The NLRP3 inflammasome is a cytosolic protein complex important for the regulation and secretion of inflammatory cytokines, including IL-1ß and IL-18. Aberrant overactivation of NLRP3 is implicated in numerous inflammatory disorders. However, the activation and regulation of NLRP3 inflammasome signaling remain poorly understood, limiting our ability to develop pharmacologic approaches to target this important inflammatory complex. Here, we developed and implemented a high-throughput screen to identify compounds that inhibit the inflammasome assembly and activity. From this screen, we identify and profile inflammasome inhibition of 20 new covalent compounds across nine different chemical scaffolds, as well as many known inflammasome covalent inhibitors. Intriguingly, our results indicate that NLRP3 possesses numerous reactive cysteines on multiple domains whose covalent targeting blocks the activation of this inflammatory complex. Specifically, focusing on compound VLX1570, which possesses multiple electrophilic moieties, we demonstrate that this compound allows covalent, intermolecular cross-linking of NLRP3 cysteines to inhibit inflammasome assembly. Our results, along with the recent identification of numerous covalent molecules that inhibit NLRP3 inflammasome activation, further support the continued development of electrophilic compounds that target reactive cysteine residues on NLRP3 to regulate its activation and activity.

A high throughput screen for pharmacological inhibitors of the carbohydrate response element.

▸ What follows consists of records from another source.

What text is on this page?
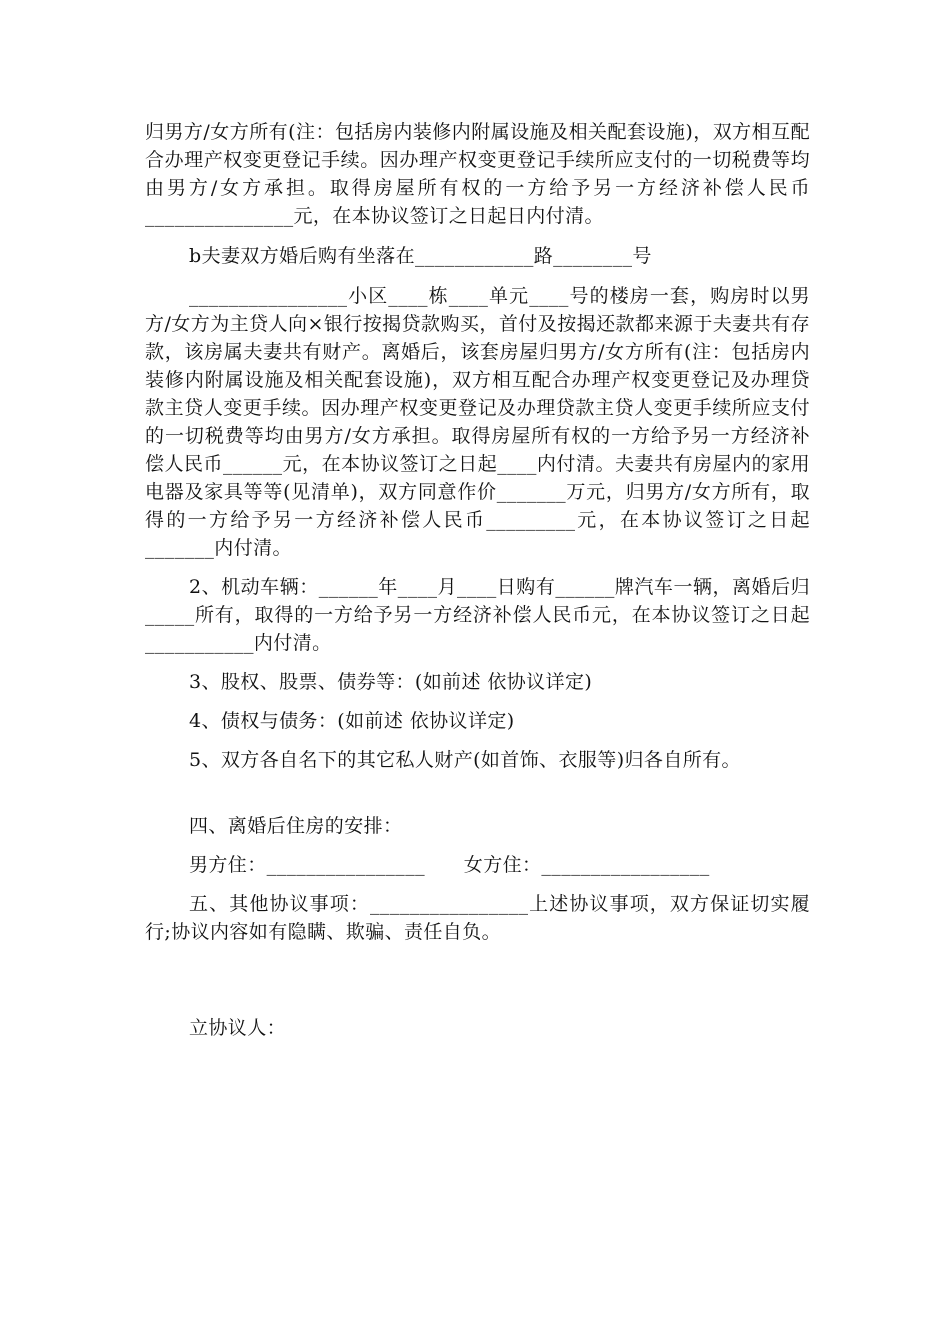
归男方/女方所有(注：包括房内装修内附属设施及相关配套设施)，双方相互配合办理产权变更登记手续。因办理产权变更登记手续所应支付的一切税费等均由男方/女方承担。取得房屋所有权的一方给予另一方经济补偿人民币_______________元，在本协议签订之日起日内付清。

b夫妻双方婚后购有坐落在____________路________号

________________小区____栋____单元____号的楼房一套，购房时以男方/女方为主贷人向×银行按揭贷款购买，首付及按揭还款都来源于夫妻共有存款，该房属夫妻共有财产。离婚后，该套房屋归男方/女方所有(注：包括房内装修内附属设施及相关配套设施)，双方相互配合办理产权变更登记及办理贷款主贷人变更手续。因办理产权变更登记及办理贷款主贷人变更手续所应支付的一切税费等均由男方/女方承担。取得房屋所有权的一方给予另一方经济补偿人民币______元，在本协议签订之日起____内付清。夫妻共有房屋内的家用电器及家具等等(见清单)，双方同意作价_______万元，归男方/女方所有，取得的一方给予另一方经济补偿人民币_________元，在本协议签订之日起_______内付清。

2、机动车辆：______年____月____日购有______牌汽车一辆，离婚后归_____所有，取得的一方给予另一方经济补偿人民币元，在本协议签订之日起___________内付清。

3、股权、股票、债券等：(如前述 依协议详定)

4、债权与债务：(如前述 依协议详定)

5、双方各自名下的其它私人财产(如首饰、衣服等)归各自所有。

四、离婚后住房的安排：

男方住：________________　　女方住：_________________

五、其他协议事项：________________上述协议事项，双方保证切实履行;协议内容如有隐瞒、欺骗、责任自负。

立协议人：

A central regulator of metabolism, transcription factor carbohydrate response element binding protein (ChREBP) senses and responds to dietary glucose levels by stimulating the transcription of glycolytic and lipogenic enzymes. Genetic depletion of ChREBP rescues ß-cell dysfunction arising from high glucose levels, suggesting that inhibiting ChREBP might represent an attractive therapeutic approach to manage diabetes and other metabolic diseases. However, the molecular mechanisms governing ChREBP activation are poorly understood and chemical tools to probe the cellular activity of ChREBP are lacking. Here, we report a high-throughput pharmacological screen in INS-1E ß-cells that identified novel inhibitors of ChREBP-driven transcription at carbohydrate response element sites, including three putative covalent inhibitors and two likely non-covalent chemical scaffolds. This work affords a pharmacological toolkit to help uncover the signaling logic controlling ChREBP activation and may ultimately reveal potential therapeutic approaches for treating metabolic disease.